Just Who Has the Itching Ears?

I know the topic of salvation raises concern like no other because it hits at something foundational to our Christian faith and what we believe gives us a right to call ourselves Children of God.

Recently someone I only slightly knew from my old neighborhood growing up but with whom I’ve come to admire and respect after connecting on FB wrote this on my blog after reading my blog post on Salvation by Being Good:

James chapter three advises that “not many of you should become teachers..” To be certain of your findings is worrisome. “For the time will come when people will not put up with sound doctrine. Instead, to suit their own desires, they will gather around them a great number of teachers to say what their itching ears want to hear.” 2 Timothy 4:3

But here’s the thing. We have to consider that it’s quite possible, or even quite likely, that for the last 2000 years Christian thought has progressed to a point where any true representation of God as a God who loves his children enough to overlook their sins without them even asking – like most any father does with his children – seems “too good to be true”, because we have been so accustomed to accepting a belief about God that makes him to not have even as much grace and compassion as your typical human father?

We must consider that when Paul warned his audience about having itching ears that that sword cuts in both directions. That is, it’s been the dark side of human nature that actually WANTS to believe we are OK with God because of our Christian belief while those who don’t agree are on God’s bad side.
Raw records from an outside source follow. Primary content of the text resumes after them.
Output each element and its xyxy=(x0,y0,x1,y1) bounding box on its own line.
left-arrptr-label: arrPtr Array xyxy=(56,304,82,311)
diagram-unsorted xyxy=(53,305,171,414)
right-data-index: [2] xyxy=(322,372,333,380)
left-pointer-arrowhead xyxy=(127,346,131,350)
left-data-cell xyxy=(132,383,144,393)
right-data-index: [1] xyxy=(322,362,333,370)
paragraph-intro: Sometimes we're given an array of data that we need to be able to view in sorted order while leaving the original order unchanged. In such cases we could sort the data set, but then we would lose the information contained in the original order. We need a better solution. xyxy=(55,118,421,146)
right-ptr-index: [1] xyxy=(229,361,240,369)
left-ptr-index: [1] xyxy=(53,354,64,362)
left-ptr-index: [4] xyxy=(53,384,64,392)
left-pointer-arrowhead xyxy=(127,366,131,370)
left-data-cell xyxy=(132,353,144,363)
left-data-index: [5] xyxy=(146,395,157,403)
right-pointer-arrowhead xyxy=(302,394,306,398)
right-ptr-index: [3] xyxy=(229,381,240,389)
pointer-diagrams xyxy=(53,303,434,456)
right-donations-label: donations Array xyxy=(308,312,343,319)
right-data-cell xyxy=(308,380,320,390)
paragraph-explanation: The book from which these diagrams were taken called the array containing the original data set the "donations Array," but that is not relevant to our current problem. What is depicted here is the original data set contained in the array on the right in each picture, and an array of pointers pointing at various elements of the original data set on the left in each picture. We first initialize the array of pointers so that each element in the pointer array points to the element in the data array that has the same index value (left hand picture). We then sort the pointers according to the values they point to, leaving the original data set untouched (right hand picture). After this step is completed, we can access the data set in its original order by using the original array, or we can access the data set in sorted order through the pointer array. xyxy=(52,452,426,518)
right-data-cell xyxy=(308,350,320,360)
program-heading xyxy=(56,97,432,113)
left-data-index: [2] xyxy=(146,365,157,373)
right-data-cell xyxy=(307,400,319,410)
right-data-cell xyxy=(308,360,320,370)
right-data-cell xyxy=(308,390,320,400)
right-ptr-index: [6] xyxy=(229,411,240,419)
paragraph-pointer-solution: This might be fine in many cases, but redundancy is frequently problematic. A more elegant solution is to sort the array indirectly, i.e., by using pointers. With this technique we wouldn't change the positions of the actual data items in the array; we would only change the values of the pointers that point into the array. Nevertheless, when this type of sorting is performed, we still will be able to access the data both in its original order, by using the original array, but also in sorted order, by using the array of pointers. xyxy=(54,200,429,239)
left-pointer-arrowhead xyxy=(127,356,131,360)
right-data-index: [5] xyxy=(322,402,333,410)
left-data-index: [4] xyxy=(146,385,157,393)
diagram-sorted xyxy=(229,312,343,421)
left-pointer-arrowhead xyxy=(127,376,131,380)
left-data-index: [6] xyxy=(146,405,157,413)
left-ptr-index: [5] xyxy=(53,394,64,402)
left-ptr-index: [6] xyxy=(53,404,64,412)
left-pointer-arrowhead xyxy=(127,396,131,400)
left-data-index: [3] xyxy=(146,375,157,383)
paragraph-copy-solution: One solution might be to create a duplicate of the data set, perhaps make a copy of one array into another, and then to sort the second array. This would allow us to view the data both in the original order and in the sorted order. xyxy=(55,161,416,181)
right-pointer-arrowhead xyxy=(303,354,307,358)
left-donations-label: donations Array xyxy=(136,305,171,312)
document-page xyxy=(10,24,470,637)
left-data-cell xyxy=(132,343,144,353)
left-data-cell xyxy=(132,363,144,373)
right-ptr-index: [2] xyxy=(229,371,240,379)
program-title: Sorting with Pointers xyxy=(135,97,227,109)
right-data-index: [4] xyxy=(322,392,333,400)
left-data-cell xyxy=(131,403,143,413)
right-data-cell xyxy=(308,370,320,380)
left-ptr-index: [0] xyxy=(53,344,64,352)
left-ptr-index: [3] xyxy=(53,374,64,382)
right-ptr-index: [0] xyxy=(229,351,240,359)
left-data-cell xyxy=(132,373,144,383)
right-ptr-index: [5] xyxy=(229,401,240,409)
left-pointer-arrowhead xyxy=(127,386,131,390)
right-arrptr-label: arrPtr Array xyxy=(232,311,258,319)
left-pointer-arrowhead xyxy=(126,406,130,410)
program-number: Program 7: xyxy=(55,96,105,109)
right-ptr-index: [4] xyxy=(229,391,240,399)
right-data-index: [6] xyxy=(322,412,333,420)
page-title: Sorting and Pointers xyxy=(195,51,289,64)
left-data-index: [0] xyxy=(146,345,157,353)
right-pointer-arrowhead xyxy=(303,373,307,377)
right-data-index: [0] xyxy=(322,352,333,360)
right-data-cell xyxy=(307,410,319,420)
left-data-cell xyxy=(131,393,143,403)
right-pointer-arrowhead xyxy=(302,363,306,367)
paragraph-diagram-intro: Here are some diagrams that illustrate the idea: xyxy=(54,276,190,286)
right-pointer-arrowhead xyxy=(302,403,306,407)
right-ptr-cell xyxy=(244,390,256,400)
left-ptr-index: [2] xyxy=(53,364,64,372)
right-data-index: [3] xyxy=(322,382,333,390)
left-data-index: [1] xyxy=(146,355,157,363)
Can you see a human tendency toward elitism or favoratism? And it is exactly THAT tendency that James is addressing by warning about those who gather the masses by giving them what they want to hear, rather than a message that says “God is better than human fathers”? I contend that those masses with itching ears are the ones who go to church to hear their pastor tell them of all the benefits they have as believers in Christ, and how they need to get the word out to others who aren’t members of this exclusive tribe we call Christianity.

I wonder if it’s even possible to preach the love of God without being accused of pandering to itching ears. The bar of the nature of God has been set so low – in no small part to the influence of Calvinism – that it takes only a small portion of belief that God loves this human race to be over the top.